1. mutasimelnoor@yahoo.com says:
2/22/2013 10:23 AM

I dont know how i can thank you for the great information's you provide,and its really appreciated..
once more thank you very much and keep on.

2. Paul Mercier says:
10/9/2013 10:13 AM

Just to notify you, but correct me if I'm wrong. I need to use your calculation but there is a mistake with the factorisation of the denominator in the formula for buried cables where drying-out of the soil occur for AC cable. (It looks logical, otherwise we would have been a squared resistance in the denominator).

• Steven says:
10/9/2013 4:30 PM

Thanks for the feedback. I've modified the drying out equations slightly.

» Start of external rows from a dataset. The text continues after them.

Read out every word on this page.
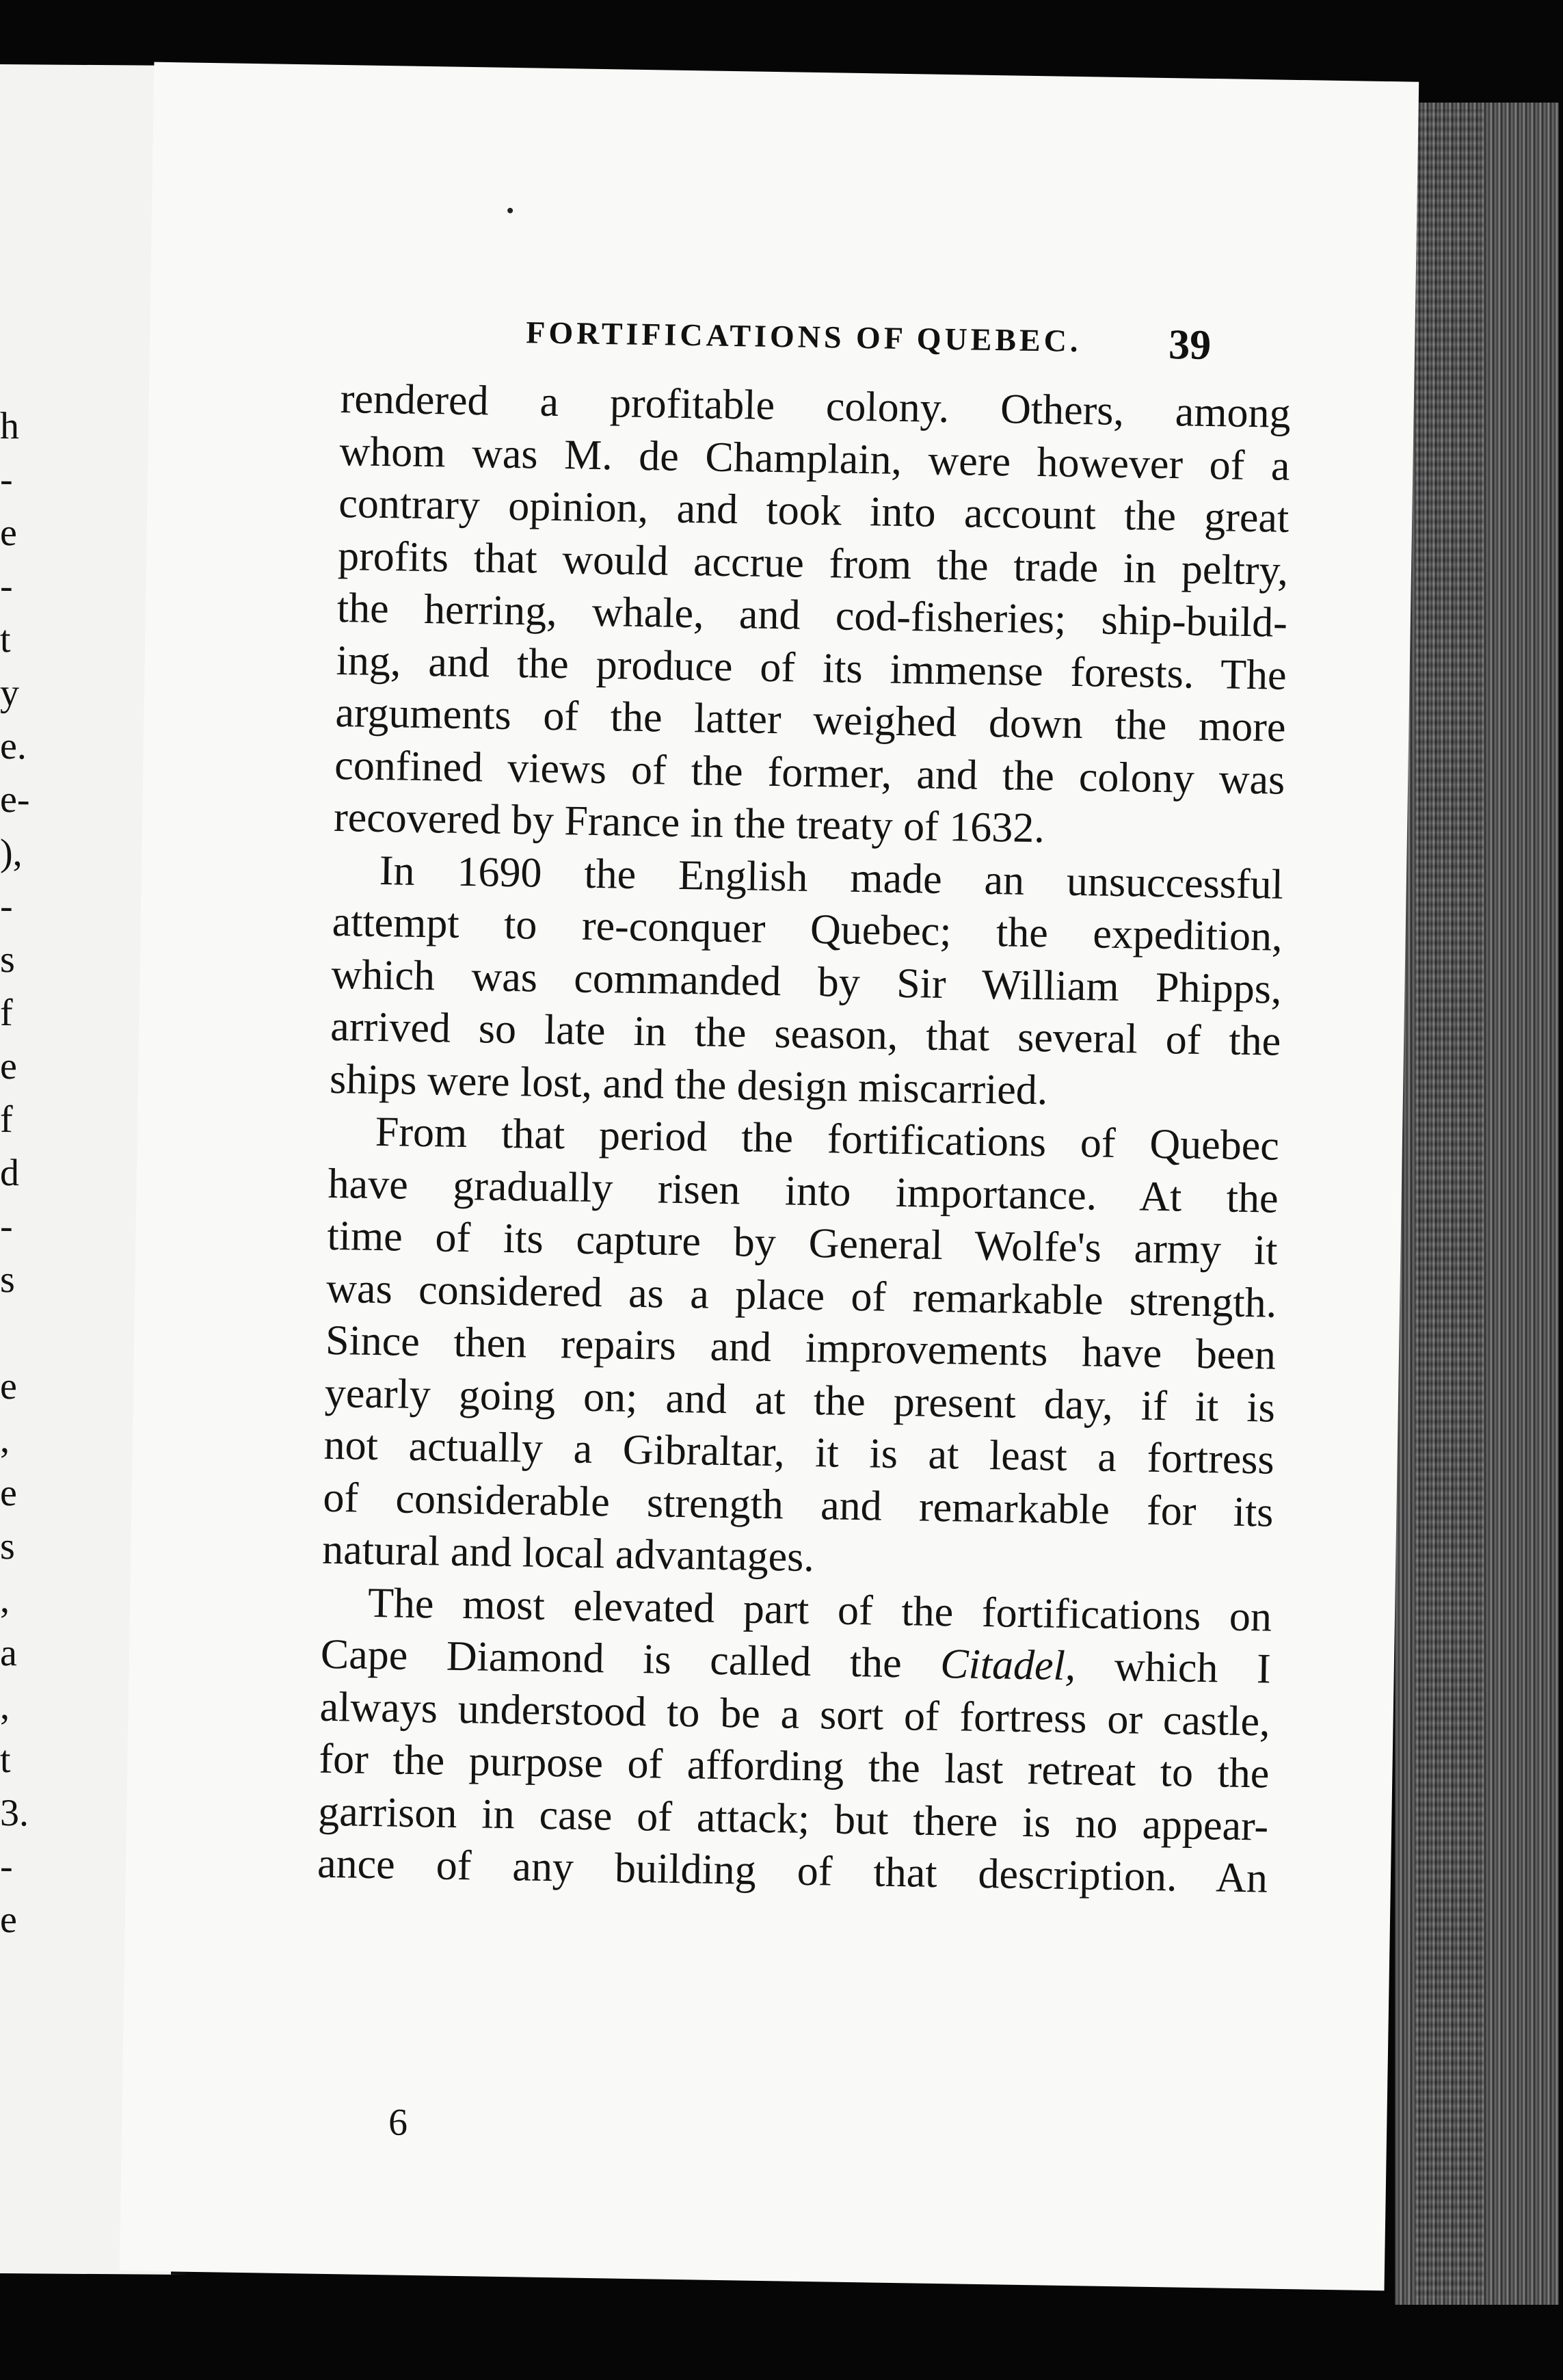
h
-
e
-
t
y
e.
e-
),
-
s
f
e
f
d
-
s

e
,
e
s
,
a
,
t
3.
-
e
FORTIFICATIONS OF QUEBEC.	39

rendered a profitable colony. Others, among
whom was M. de Champlain, were however of a
contrary opinion, and took into account the great
profits that would accrue from the trade in peltry,
the herring, whale, and cod-fisheries; ship-build-
ing, and the produce of its immense forests. The
arguments of the latter weighed down the more
confined views of the former, and the colony was
recovered by France in the treaty of 1632.

In 1690 the English made an unsuccessful
attempt to re-conquer Quebec; the expedition,
which was commanded by Sir William Phipps,
arrived so late in the season, that several of the
ships were lost, and the design miscarried.

From that period the fortifications of Quebec
have gradually risen into importance. At the
time of its capture by General Wolfe's army it
was considered as a place of remarkable strength.
Since then repairs and improvements have been
yearly going on; and at the present day, if it is
not actually a Gibraltar, it is at least a fortress
of considerable strength and remarkable for its
natural and local advantages.

The most elevated part of the fortifications on
Cape Diamond is called the Citadel, which I
always understood to be a sort of fortress or castle,
for the purpose of affording the last retreat to the
garrison in case of attack; but there is no appear-
ance of any building of that description. An

6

Let me know if you have still think something is wrong.

• Paul Mercier says:
11/5/2013 2:53 PM

Just another thing I've just noticed (still easy to figure out because of unexpected results) in the section "Buried cables where drying-out of the soil is to be avoided", AC part, in the numerator, it should be a subtraction instead of an addition.
To let a positive comment, I find your website very helpful. Thank you.

• 11/6/2013 4:30 AM

Paul, please feel free to keep pointing out problems. Feedback is one way I can improve the articles.
For anyone referring to BS IEC 60287:2006, please be aware that the formula given for AC cables where drying out of soil is to be avoided, contains the above error. IEC 60287, itself does have the correct equation.

3. Notes says:
10/13/2013 2:14 PM

When sizing cables, the heat generated  by losses within any sheath or armour need to be evaluated. When significant, it becomes a factor to be considered in the sizing of cables. This note looks at how to obtain the necessary loss factors for use within... ...

4. ARIJIT says:
10/23/2013 4:03 PM

This formulas really helpful, but my question is what is the limit of overcurrent carrying capacity of cable?

• 10/24/2013 7:40 AM

Arjijit, I'm not to sure exactly what you are asking. The equations give a safe steady state rated current for a cable. If you exceed this value of current, you could be affecting the life of the cable. The more you exceed the greater the effect.

My view is that you should used the equations to select the cable based on your anticipated current rating. You then select an approppropriate protective device to isolated the cable should you exceed this value.

If you have a load current which is genuinely varying, you could use IEC 60853 "Calculation of the cyclic and emergency current rating of cables. Part 1: Cyclic rating factor for cables up to and including 18/30(36) kV".